Florida's New Smyrna Beach Skatepark will hold the third and final installmant of the 2012 Grind For Life (GFL) Skatepark series on April 28. The statewide contest circuit is the chief fundraiser for GFL, the small non-profit that provides cancer patients and their families with financial assistance to cover costs incurred by traveling for treatment.

GFL events were initially held in south Florida, where its larger mission emerged from the original fundraiser to help life-long skater and GFL founder Mike Rogers combat his second bout with sarcoma cancer 10 years ago. But Rogers soon discovered that "people were tired of traveling," he says. So GFL (whose board of directors includes legendary skater Andy Macdonald) created a roving series that visits various skateparks across the state, which in turn improved exposure and turnout for the festivities. "Every event there's a lot of people," Rogers said. "Not too many, just the right amount."
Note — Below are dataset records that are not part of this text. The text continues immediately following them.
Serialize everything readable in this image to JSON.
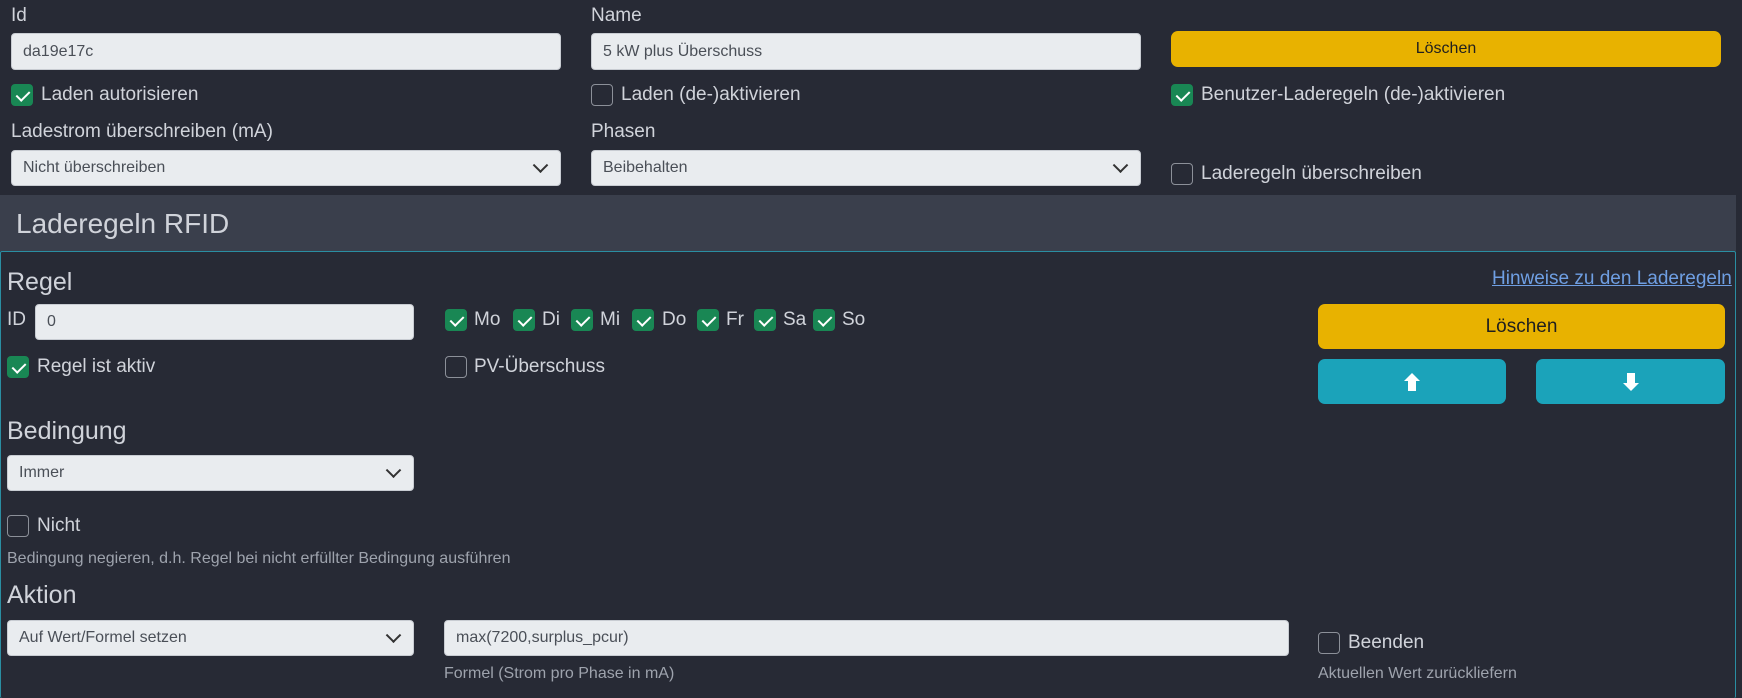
{
  "top": {
    "id_label": "Id",
    "id_value": "da19e17c",
    "name_label": "Name",
    "name_value": "5 kW plus Überschuss",
    "delete_label": "Löschen",
    "authorize_label": "Laden autorisieren",
    "authorize_checked": true,
    "activate_label": "Laden (de-)aktivieren",
    "activate_checked": false,
    "user_rules_label": "Benutzer-Laderegeln (de-)aktivieren",
    "user_rules_checked": true,
    "current_label": "Ladestrom überschreiben (mA)",
    "current_value": "Nicht überschreiben",
    "phases_label": "Phasen",
    "phases_value": "Beibehalten",
    "override_rules_label": "Laderegeln überschreiben",
    "override_rules_checked": false
  },
  "section_title": "Laderegeln RFID",
  "rule": {
    "heading": "Regel",
    "hint_link": "Hinweise zu den Laderegeln",
    "id_label": "ID",
    "id_value": "0",
    "days": [
      {
        "label": "Mo",
        "checked": true
      },
      {
        "label": "Di",
        "checked": true
      },
      {
        "label": "Mi",
        "checked": true
      },
      {
        "label": "Do",
        "checked": true
      },
      {
        "label": "Fr",
        "checked": true
      },
      {
        "label": "Sa",
        "checked": true
      },
      {
        "label": "So",
        "checked": true
      }
    ],
    "active_label": "Regel ist aktiv",
    "active_checked": true,
    "pv_label": "PV-Überschuss",
    "pv_checked": false,
    "delete_label": "Löschen",
    "up_icon": "arrow-up-icon",
    "down_icon": "arrow-down-icon"
  },
  "condition": {
    "heading": "Bedingung",
    "value": "Immer",
    "not_label": "Nicht",
    "not_checked": false,
    "not_help": "Bedingung negieren, d.h. Regel bei nicht erfüllter Bedingung ausführen"
  },
  "action": {
    "heading": "Aktion",
    "value": "Auf Wert/Formel setzen",
    "formula_value": "max(7200,surplus_pcur)",
    "formula_help": "Formel (Strom pro Phase in mA)",
    "end_label": "Beenden",
    "end_checked": false,
    "end_help": "Aktuellen Wert zurückliefern"
  },
  "colors": {
    "background": "#272a35",
    "band": "#3a3f4c",
    "yellow": "#e8b200",
    "cyan": "#1ba3ba",
    "green": "#198754",
    "link": "#6f9fe3"
  }
}
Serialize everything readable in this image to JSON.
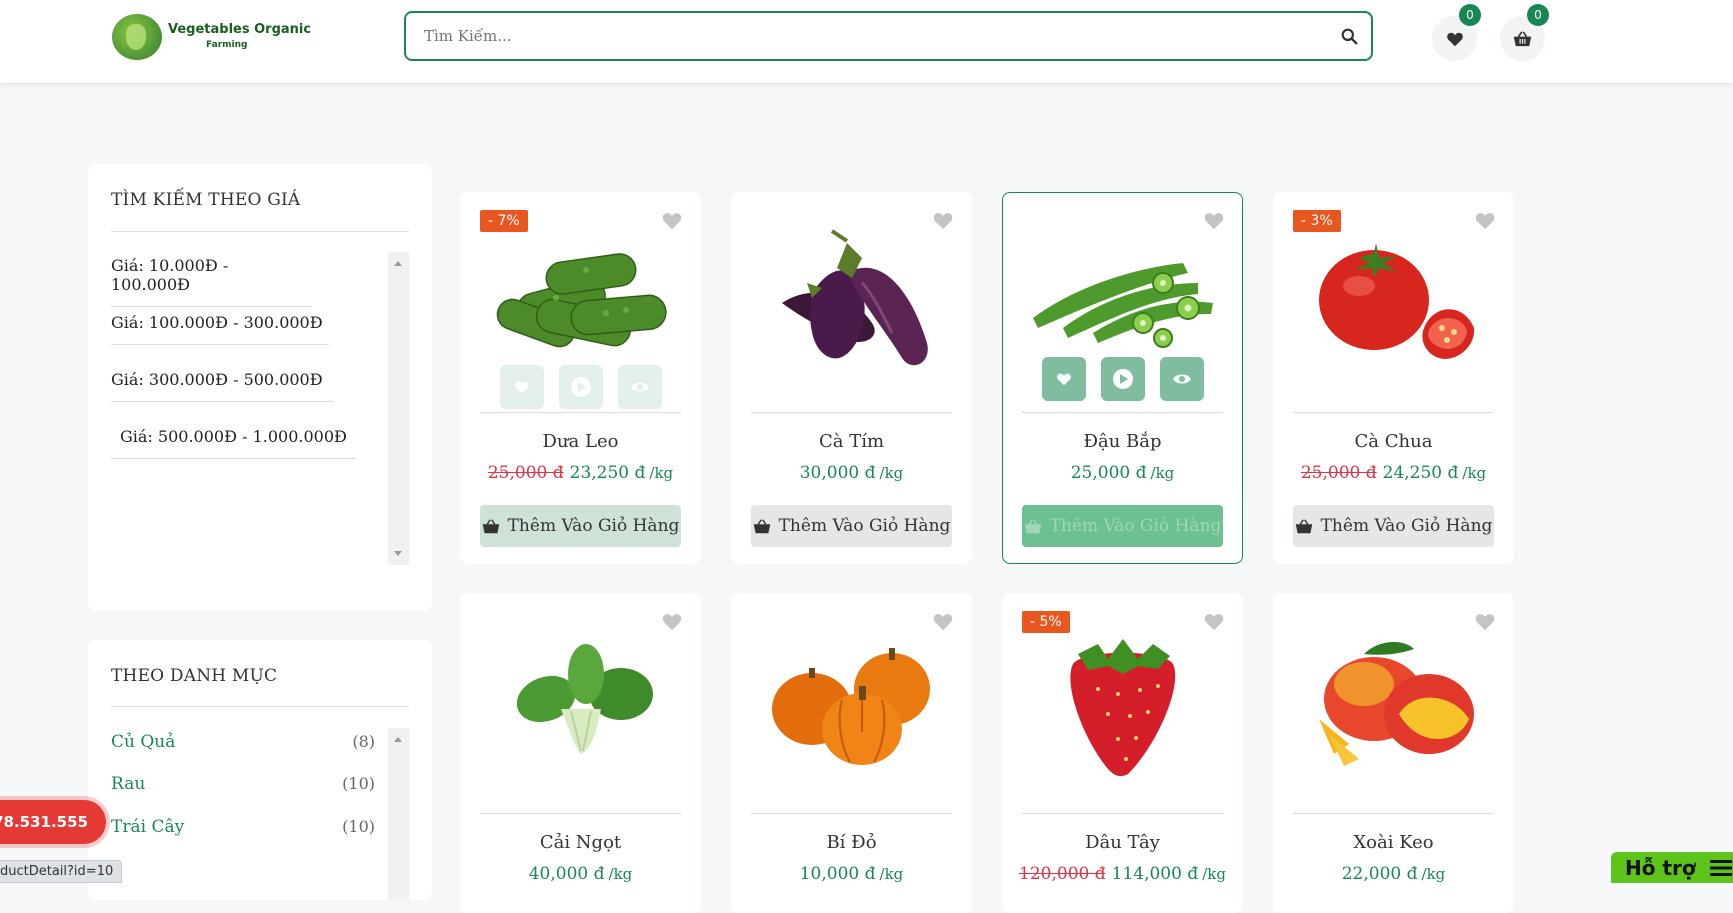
{
  "header": {
    "logo_title": "Vegetables Organic",
    "logo_sub": "Farming",
    "search_placeholder": "Tìm Kiếm...",
    "wishlist_count": "0",
    "cart_count": "0"
  },
  "price_filter": {
    "title": "TÌM KIẾM THEO GIÁ",
    "items": [
      "Giá: 10.000Đ - 100.000Đ",
      "Giá: 100.000Đ - 300.000Đ",
      "Giá: 300.000Đ - 500.000Đ",
      "Giá: 500.000Đ - 1.000.000Đ"
    ]
  },
  "category_filter": {
    "title": "THEO DANH MỤC",
    "items": [
      {
        "name": "Củ Quả",
        "count": "(8)"
      },
      {
        "name": "Rau",
        "count": "(10)"
      },
      {
        "name": "Trái Cây",
        "count": "(10)"
      }
    ]
  },
  "products": [
    {
      "name": "Dưa Leo",
      "discount": "- 7%",
      "old_price": "25,000 đ",
      "price": "23,250 đ",
      "unit": "/kg",
      "image": "cucumbers"
    },
    {
      "name": "Cà Tím",
      "discount": "",
      "old_price": "",
      "price": "30,000 đ",
      "unit": "/kg",
      "image": "eggplants"
    },
    {
      "name": "Đậu Bắp",
      "discount": "",
      "old_price": "",
      "price": "25,000 đ",
      "unit": "/kg",
      "image": "okra"
    },
    {
      "name": "Cà Chua",
      "discount": "- 3%",
      "old_price": "25,000 đ",
      "price": "24,250 đ",
      "unit": "/kg",
      "image": "tomato"
    },
    {
      "name": "Cải Ngọt",
      "discount": "",
      "old_price": "",
      "price": "40,000 đ",
      "unit": "/kg",
      "image": "bok-choy"
    },
    {
      "name": "Bí Đỏ",
      "discount": "",
      "old_price": "",
      "price": "10,000 đ",
      "unit": "/kg",
      "image": "pumpkins"
    },
    {
      "name": "Dâu Tây",
      "discount": "- 5%",
      "old_price": "120,000 đ",
      "price": "114,000 đ",
      "unit": "/kg",
      "image": "strawberry"
    },
    {
      "name": "Xoài Keo",
      "discount": "",
      "old_price": "",
      "price": "22,000 đ",
      "unit": "/kg",
      "image": "mango"
    }
  ],
  "add_to_cart_label": "Thêm Vào Giỏ Hàng",
  "hotline": "78.531.555",
  "status_url": "ductDetail?id=10",
  "support_label": "Hỗ trợ",
  "colors": {
    "accent": "#198754",
    "discount": "#e8571f",
    "old_price": "#dc3545",
    "hotline": "#e53935",
    "support": "#5cc41a"
  }
}
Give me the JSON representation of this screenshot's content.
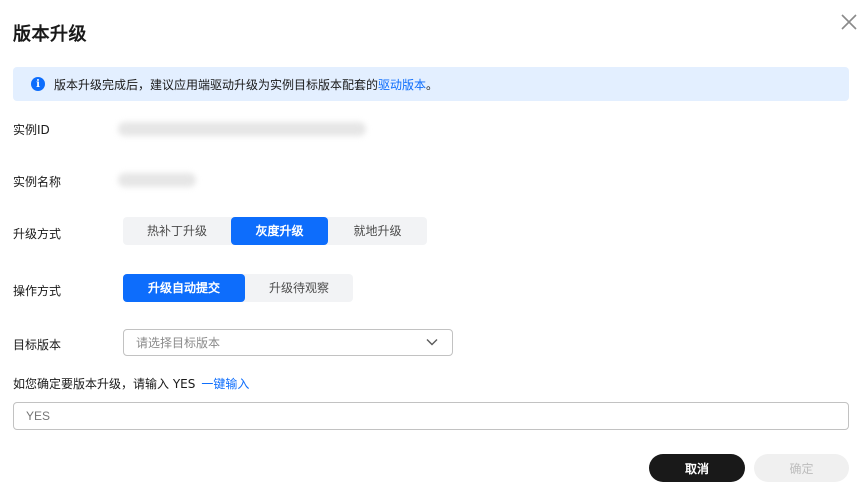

Each contest offers a different challenge. The series opened in February on the street course at the Skatepark of Tampa. Last month riders attacked the flow bowl at Fort Lauderdale's Ramp 48 park. April's contest will go down in New Smyrna's Amoeba Pool -- a three-pocket bowl with depths ranging from six to over nine feet, where portions of the surface feature a foot-and-a-half of vert.

Skaters battle across nine divisions, including several grom and adult categories, as well as a sponsored division for local pros. The 47 and over group has seen the biggest increase in competitors, Rogers said. "It's pretty rad to have people in there fifties still skating."

The proceeds -- generated by entry fees, raffles, and merchandise sales -- go directly to patients who apply for aid from GFL, like one 22-year-old who needed to visit a South Carolina facility specializing in treating her rare form of melanoma. Two days later, GFL had her covered.

"We help people when they need it now," he said, "and educate them on survival and recovery." Although they haven't had to deny anyone aid, Rogers said there are limits to what they can provide. "With the economy the way it is, whatever we can get is good." GFL says it has dispersed nearly $110,000 since 2003.